Wind & solar lack an inherent economy of scale

 A lot of the advantages in systems are from economies of scale – energy systems are no different.  Larger plants are more energy efficient and have lower specific capital & maintenance costs.

Energy efficiency improves with size as the ratio of fixed energy losses to energy produced improves.   Figure 3 shows an example of this for spark ignition gas engines.
Figure 3 – Effect of gas engine size [kWe] on gross electric efficiency [% HHV]

This is also why part load efficiency is worse than full load efficiency.  Energy production reduces but fixed  energy losses remain constant.

Specific capital & operating costs also improve with size.  For example, a 10 MW and 100 MW plant may need the same land area at a cost of £10,000.  The specific capital cost of land for both projects is £1,000/MW versus £100/MW respectively.

Fossil fuel plants use their economy of scale to generate large amounts of electricity from a small number of prime movers.

Wind & solar plants are not able to do this. The problem is the prime movers in both wind & solar plants.

The maximum size of a wind or solar prime movers (wind turbines or solar panels) is small comapred with fossil fuel prime movers.  For example GE offer a 519 MWe gas turbine – the world’s largest wind turbine is the 8 MWe Vestas V164.

Figure 4 – The Vestas V164

A single gas turbine in CCGT mode is more than enough to generate 500 MWe.  A wind farm needs 63 wind turbines to generate the same amount.

The reason for the difference is fundamental to the technologies – the energy density of fuel.  Fossil fuels offer fantastic energy densities – meaning we can do a lot with less fuel (and less equipment).  Transportation favours liquid fossil fuels for this reason.

Wind & solar radiation have low energy densities. To capture more energy we need lots more blade or panel surface area.  This physical constraint means that scaling the prime movers in wind & solar plants is difficult. The physical size increases very fast as we increase electricity generation.

This means that wind turbines & solar panels need to very cheap at small scales. As wind & solar technologies improve there will be improvements in both the economy of scale & maximum size of a single prime mover.

But to offer a similar economy of scale as fossil fuels is difficult due to low energy density fuel.  It’s not that wind & solar don’t benefit from any economy of scale – for example grid connection costs can be shared. It’s the fact that fossil fuels:

  • share most of these economies of scale.
  • use high energy density fuels, which gives a fundamental advantage in the form of large maximum prime mover sizes.

We need to decarbonise the supply of heat & power as rapidly as possible.  Renewables are going to be a big part of that.  The great thing is that even with this disadvantage wind & solar plants are being built around the world!

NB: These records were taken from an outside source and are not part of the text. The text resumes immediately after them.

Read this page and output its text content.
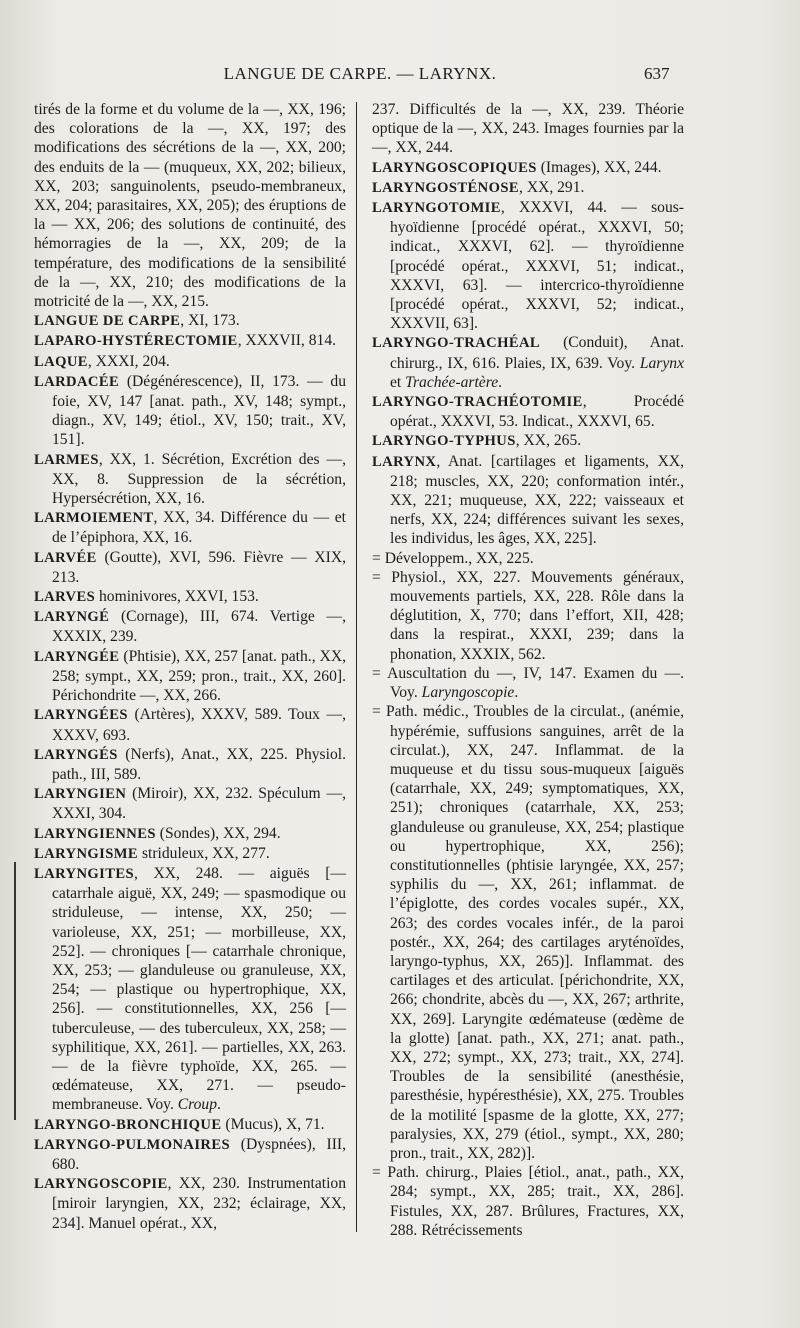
LANGUE DE CARPE. — LARYNX.	637

tirés de la forme et du volume de la —, XX, 196; des colorations de la —, XX, 197; des modifications des sécrétions de la —, XX, 200; des enduits de la — (muqueux, XX, 202; bilieux, XX, 203; sanguinolents, pseudo-membraneux, XX, 204; parasitaires, XX, 205); des éruptions de la — XX, 206; des solutions de continuité, des hémorragies de la —, XX, 209; de la température, des modifications de la sensibilité de la —, XX, 210; des modifications de la motricité de la —, XX, 215.

LANGUE DE CARPE, XI, 173.

LAPARO-HYSTÉRECTOMIE, XXXVII, 814.

LAQUE, XXXI, 204.

LARDACÉE (Dégénérescence), II, 173. — du foie, XV, 147 [anat. path., XV, 148; sympt., diagn., XV, 149; étiol., XV, 150; trait., XV, 151].

LARMES, XX, 1. Sécrétion, Excrétion des —, XX, 8. Suppression de la sécrétion, Hypersécrétion, XX, 16.

LARMOIEMENT, XX, 34. Différence du — et de l’épiphora, XX, 16.

LARVÉE (Goutte), XVI, 596. Fièvre — XIX, 213.

LARVES hominivores, XXVI, 153.

LARYNGÉ (Cornage), III, 674. Vertige —, XXXIX, 239.

LARYNGÉE (Phtisie), XX, 257 [anat. path., XX, 258; sympt., XX, 259; pron., trait., XX, 260]. Périchondrite —, XX, 266.

LARYNGÉES (Artères), XXXV, 589. Toux —, XXXV, 693.

LARYNGÉS (Nerfs), Anat., XX, 225. Physiol. path., III, 589.

LARYNGIEN (Miroir), XX, 232. Spéculum —, XXXI, 304.

LARYNGIENNES (Sondes), XX, 294.

LARYNGISME striduleux, XX, 277.

LARYNGITES, XX, 248. — aiguës [— catarrhale aiguë, XX, 249; — spasmodique ou striduleuse, — intense, XX, 250; — varioleuse, XX, 251; — morbilleuse, XX, 252]. — chroniques [— catarrhale chronique, XX, 253; — glanduleuse ou granuleuse, XX, 254; — plastique ou hypertrophique, XX, 256]. — constitutionnelles, XX, 256 [— tuberculeuse, — des tuberculeux, XX, 258; — syphilitique, XX, 261]. — partielles, XX, 263. — de la fièvre typhoïde, XX, 265. — œdémateuse, XX, 271. — pseudo-membraneuse. Voy. Croup.

LARYNGO-BRONCHIQUE (Mucus), X, 71.

LARYNGO-PULMONAIRES (Dyspnées), III, 680.

LARYNGOSCOPIE, XX, 230. Instrumentation [miroir laryngien, XX, 232; éclairage, XX, 234]. Manuel opérat., XX,

237. Difficultés de la —, XX, 239. Théorie optique de la —, XX, 243. Images fournies par la —, XX, 244.

LARYNGOSCOPIQUES (Images), XX, 244.

LARYNGOSTÉNOSE, XX, 291.

LARYNGOTOMIE, XXXVI, 44. — sous-hyoïdienne [procédé opérat., XXXVI, 50; indicat., XXXVI, 62]. — thyroïdienne [procédé opérat., XXXVI, 51; indicat., XXXVI, 63]. — intercrico-thyroïdienne [procédé opérat., XXXVI, 52; indicat., XXXVII, 63].

LARYNGO-TRACHÉAL (Conduit), Anat. chirurg., IX, 616. Plaies, IX, 639. Voy. Larynx et Trachée-artère.

LARYNGO-TRACHÉOTOMIE, Procédé opérat., XXXVI, 53. Indicat., XXXVI, 65.

LARYNGO-TYPHUS, XX, 265.

LARYNX, Anat. [cartilages et ligaments, XX, 218; muscles, XX, 220; conformation intér., XX, 221; muqueuse, XX, 222; vaisseaux et nerfs, XX, 224; différences suivant les sexes, les individus, les âges, XX, 225].

= Développem., XX, 225.

= Physiol., XX, 227. Mouvements généraux, mouvements partiels, XX, 228. Rôle dans la déglutition, X, 770; dans l’effort, XII, 428; dans la respirat., XXXI, 239; dans la phonation, XXXIX, 562.

= Auscultation du —, IV, 147. Examen du —. Voy. Laryngoscopie.

= Path. médic., Troubles de la circulat., (anémie, hypérémie, suffusions sanguines, arrêt de la circulat.), XX, 247. Inflammat. de la muqueuse et du tissu sous-muqueux [aiguës (catarrhale, XX, 249; symptomatiques, XX, 251); chroniques (catarrhale, XX, 253; glanduleuse ou granuleuse, XX, 254; plastique ou hypertrophique, XX, 256); constitutionnelles (phtisie laryngée, XX, 257; syphilis du —, XX, 261; inflammat. de l’épiglotte, des cordes vocales supér., XX, 263; des cordes vocales infér., de la paroi postér., XX, 264; des cartilages aryténoïdes, laryngo-typhus, XX, 265)]. Inflammat. des cartilages et des articulat. [périchondrite, XX, 266; chondrite, abcès du —, XX, 267; arthrite, XX, 269]. Laryngite œdémateuse (œdème de la glotte) [anat. path., XX, 271; anat. path., XX, 272; sympt., XX, 273; trait., XX, 274]. Troubles de la sensibilité (anesthésie, paresthésie, hypéresthésie), XX, 275. Troubles de la motilité [spasme de la glotte, XX, 277; paralysies, XX, 279 (étiol., sympt., XX, 280; pron., trait., XX, 282)].

= Path. chirurg., Plaies [étiol., anat., path., XX, 284; sympt., XX, 285; trait., XX, 286]. Fistules, XX, 287. Brûlures, Fractures, XX, 288. Rétrécissements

Average German capacity factors
Andre gives reference capacity factors for the German grid of:

  • Solar = 10 %.
  • Wind = 20 %.
  • Coal = 80 %.

This data is on an average basis.  The average capacity factor across the fleet is usually more relevant than the capacity factor of a state of the art plant.

It is always good to have some rough estimates in the back if your mind.  A large part of engineering is using your own estimates based on experience with the inputs or outputs of models.

Thanks for reading!

One thought on “Energy Insights – How to save the energy system – André Bardow

  1. Gregory

    Great post and video!

    I think the message of Andre on peak oil is a bit misleading though. Yes there might be increasing proven reserves, but it doesn’t say anything about the investments we make to extract them, nor the cost required to extract them. Reserves is not directly equal to what we are able to consume

    Recent studies have shown that due to drop of oil prices in the past two years, there has been a reduction of investments made to start new fields exploitation, which might lead to shortage of supplies as early as 2020 when current fields are depleting. This doesn’t mean we can’t make the investments later on, but meanwhile the economy could severly suffer from the lack of its “fuel” for a few years.